The standard axiomatization of the modal logic $\mathbf{S4}$ is given by \begin{equation*} \begin{split} &\Box(\varphi\rightarrow\psi)\rightarrow(\Box\varphi \rightarrow\Box\psi) \\ &\Box\varphi \rightarrow\Box\Box\varphi\\ &\Box\varphi \rightarrow\varphi \end{split} \qquad \begin{split} &\bf{(K)}\\ &\bf{(4)}\\ &\bf{(T)} \end{split} \end{equation*} with rules of inference
\begin{equation*} \begin{split} \{\varphi,\varphi\rightarrow\psi\}&\vdash \psi\\ \{\varphi\}&\vdash \Box\varphi \end{split} \qquad \begin{split} &\bf{(MP)}\\ &\bf{(N)}\\ \end{split} \end{equation*} for any well formed $\varphi,\psi$. In working on a project, I came across another axiomatization which states $\mathbf{S4}$ is equivalent to
\begin{equation*} \begin{split} &\Box \top \\ &\Box(\varphi\wedge \psi) \leftrightarrow \Box \varphi \wedge \Box \psi\\ &\Box\varphi \rightarrow\Box\Box\varphi\\ &\Box\varphi \rightarrow\varphi \end{split} \qquad \begin{split} &\bf{(N)}\\ &\bf{(R)}\\ &\bf{(4)}\\ &\bf{(T)} \end{split} \end{equation*} with rules of inference \begin{equation*} \begin{split} \{\varphi,\varphi\rightarrow\psi\}&\vdash \psi\\ \{\varphi\rightarrow\psi\}&\vdash \Box\varphi\rightarrow\Box\psi \end{split} \qquad \begin{split} &\bf{(MP)}\\ &\bf{(M)}\\ \end{split} \end{equation*} for any well formed $\varphi,\psi.$
However, I can't find any reference to this axiomatization in any of the classic modal logic text (Chellas, Cresswell & Hughes, Blackburn et al.).

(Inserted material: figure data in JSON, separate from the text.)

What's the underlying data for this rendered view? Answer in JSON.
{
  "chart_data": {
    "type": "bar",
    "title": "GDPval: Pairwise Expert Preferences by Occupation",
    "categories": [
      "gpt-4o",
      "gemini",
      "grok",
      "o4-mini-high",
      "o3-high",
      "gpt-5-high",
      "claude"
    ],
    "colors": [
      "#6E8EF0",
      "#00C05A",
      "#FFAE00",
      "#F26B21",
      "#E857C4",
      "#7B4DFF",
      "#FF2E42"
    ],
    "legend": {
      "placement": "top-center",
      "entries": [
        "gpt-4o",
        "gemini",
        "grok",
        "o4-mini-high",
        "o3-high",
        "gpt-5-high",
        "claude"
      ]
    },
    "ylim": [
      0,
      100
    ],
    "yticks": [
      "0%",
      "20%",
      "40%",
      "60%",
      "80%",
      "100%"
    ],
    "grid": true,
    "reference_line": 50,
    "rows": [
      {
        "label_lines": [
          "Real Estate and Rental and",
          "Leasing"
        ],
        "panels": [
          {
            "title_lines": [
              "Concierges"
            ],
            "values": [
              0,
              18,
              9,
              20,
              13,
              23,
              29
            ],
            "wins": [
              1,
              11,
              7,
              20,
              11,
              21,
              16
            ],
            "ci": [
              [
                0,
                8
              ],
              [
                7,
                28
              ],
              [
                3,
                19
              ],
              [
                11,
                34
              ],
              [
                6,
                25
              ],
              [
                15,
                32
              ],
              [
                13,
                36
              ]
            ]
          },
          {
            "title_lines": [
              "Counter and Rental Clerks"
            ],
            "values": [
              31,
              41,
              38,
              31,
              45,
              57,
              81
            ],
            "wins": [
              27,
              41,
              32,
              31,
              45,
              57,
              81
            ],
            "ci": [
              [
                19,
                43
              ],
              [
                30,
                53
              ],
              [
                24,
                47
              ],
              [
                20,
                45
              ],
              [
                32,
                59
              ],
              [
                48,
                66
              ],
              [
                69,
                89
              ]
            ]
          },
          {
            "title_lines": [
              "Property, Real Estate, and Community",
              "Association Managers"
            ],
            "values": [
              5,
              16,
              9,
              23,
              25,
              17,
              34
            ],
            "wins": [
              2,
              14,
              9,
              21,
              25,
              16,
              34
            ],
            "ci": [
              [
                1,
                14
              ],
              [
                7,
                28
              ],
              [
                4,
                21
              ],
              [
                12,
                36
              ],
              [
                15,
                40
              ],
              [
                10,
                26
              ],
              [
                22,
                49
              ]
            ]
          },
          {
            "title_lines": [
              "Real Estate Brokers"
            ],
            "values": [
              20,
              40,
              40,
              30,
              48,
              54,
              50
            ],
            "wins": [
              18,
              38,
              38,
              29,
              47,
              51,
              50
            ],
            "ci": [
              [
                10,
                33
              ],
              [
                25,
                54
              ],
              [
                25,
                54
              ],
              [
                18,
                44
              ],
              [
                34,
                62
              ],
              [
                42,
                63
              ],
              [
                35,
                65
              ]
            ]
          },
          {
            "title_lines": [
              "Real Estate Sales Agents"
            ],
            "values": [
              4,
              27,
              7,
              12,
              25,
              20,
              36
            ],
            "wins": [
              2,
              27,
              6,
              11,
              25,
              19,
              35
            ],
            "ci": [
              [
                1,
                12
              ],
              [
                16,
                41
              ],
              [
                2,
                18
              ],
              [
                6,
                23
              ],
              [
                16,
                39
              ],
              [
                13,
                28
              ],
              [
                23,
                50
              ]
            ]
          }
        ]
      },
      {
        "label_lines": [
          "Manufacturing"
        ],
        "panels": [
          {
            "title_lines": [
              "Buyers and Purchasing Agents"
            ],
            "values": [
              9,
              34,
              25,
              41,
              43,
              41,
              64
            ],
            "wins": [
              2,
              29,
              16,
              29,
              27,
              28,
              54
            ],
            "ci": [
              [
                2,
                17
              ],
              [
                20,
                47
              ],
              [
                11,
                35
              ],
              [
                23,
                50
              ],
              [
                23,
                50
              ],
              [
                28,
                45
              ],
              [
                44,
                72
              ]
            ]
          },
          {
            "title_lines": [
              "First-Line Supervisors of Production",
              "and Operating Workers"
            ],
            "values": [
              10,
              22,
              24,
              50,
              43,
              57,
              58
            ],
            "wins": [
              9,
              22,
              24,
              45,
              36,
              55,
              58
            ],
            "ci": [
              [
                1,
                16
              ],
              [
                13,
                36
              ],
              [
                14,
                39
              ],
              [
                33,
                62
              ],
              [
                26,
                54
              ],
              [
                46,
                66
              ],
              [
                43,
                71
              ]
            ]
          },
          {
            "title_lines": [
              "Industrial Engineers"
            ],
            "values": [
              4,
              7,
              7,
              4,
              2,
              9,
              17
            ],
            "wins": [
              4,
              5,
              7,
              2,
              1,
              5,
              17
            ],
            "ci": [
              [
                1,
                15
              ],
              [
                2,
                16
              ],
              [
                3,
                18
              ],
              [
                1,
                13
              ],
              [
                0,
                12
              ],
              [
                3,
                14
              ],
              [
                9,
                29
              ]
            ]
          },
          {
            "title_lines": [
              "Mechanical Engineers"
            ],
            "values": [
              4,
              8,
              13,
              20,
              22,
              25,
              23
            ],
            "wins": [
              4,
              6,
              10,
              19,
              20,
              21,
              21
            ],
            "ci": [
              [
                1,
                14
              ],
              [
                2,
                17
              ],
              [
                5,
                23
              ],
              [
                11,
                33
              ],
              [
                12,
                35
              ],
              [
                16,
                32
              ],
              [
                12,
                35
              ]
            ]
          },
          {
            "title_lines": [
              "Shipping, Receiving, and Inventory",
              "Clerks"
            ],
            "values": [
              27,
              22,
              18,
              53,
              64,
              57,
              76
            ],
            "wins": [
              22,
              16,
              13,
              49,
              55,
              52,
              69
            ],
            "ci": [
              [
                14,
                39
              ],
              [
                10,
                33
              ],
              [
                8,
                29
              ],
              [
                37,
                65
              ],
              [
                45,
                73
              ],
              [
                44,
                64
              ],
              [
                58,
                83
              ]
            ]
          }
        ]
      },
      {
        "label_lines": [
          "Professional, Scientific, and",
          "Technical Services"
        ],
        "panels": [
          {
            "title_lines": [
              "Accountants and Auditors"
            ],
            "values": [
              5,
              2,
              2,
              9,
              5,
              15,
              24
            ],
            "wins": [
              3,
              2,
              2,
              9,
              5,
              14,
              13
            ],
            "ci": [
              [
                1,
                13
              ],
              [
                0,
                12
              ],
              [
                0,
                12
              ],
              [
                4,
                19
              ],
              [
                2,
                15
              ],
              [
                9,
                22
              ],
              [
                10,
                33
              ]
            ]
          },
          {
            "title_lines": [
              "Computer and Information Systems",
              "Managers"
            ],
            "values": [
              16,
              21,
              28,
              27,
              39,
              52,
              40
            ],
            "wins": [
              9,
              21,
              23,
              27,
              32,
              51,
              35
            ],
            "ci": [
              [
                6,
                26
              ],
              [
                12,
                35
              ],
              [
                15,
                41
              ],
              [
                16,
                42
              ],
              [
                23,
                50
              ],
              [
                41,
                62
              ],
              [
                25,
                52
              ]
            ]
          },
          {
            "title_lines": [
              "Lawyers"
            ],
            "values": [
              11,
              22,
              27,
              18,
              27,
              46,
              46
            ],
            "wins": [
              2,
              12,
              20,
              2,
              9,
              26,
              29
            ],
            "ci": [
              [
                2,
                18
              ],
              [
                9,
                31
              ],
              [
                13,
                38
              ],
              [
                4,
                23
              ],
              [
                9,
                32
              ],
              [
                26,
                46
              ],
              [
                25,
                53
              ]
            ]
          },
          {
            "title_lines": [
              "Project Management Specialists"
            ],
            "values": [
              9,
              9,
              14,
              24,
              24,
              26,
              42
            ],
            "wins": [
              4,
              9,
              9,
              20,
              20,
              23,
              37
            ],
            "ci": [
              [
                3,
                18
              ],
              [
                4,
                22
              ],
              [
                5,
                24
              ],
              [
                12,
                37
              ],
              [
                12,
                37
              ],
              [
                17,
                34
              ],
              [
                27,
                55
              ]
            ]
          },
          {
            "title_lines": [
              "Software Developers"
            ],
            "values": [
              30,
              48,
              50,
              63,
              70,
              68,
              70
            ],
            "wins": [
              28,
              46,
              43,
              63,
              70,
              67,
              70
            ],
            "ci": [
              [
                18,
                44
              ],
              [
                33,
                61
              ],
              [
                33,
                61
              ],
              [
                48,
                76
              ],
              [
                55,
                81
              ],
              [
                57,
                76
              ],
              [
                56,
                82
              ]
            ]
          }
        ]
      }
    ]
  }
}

Does anyone know of any references as to why these are equivalent, or proofs?
Three initial points:
First, the rules are crucially mis-stated. The necessitation rule N is not $$\{\varphi\} \vdash \Box\varphi$$ but rather $$\textrm{if } \vdash\varphi \textrm{ then }\vdash \Box\varphi,$$ and similarly for M. Getting this right will help!
Second reflect that $\varphi$ is provably equivalent to $(\top \to \varphi)$, and we see why M gives the rule N; while N plus K obviously gives M.
Third, it is a routine exercise to prove R in the first version of S4. So all that remains to show that these systems really are equivalent is to prove K in the second system ... (easier said than done?).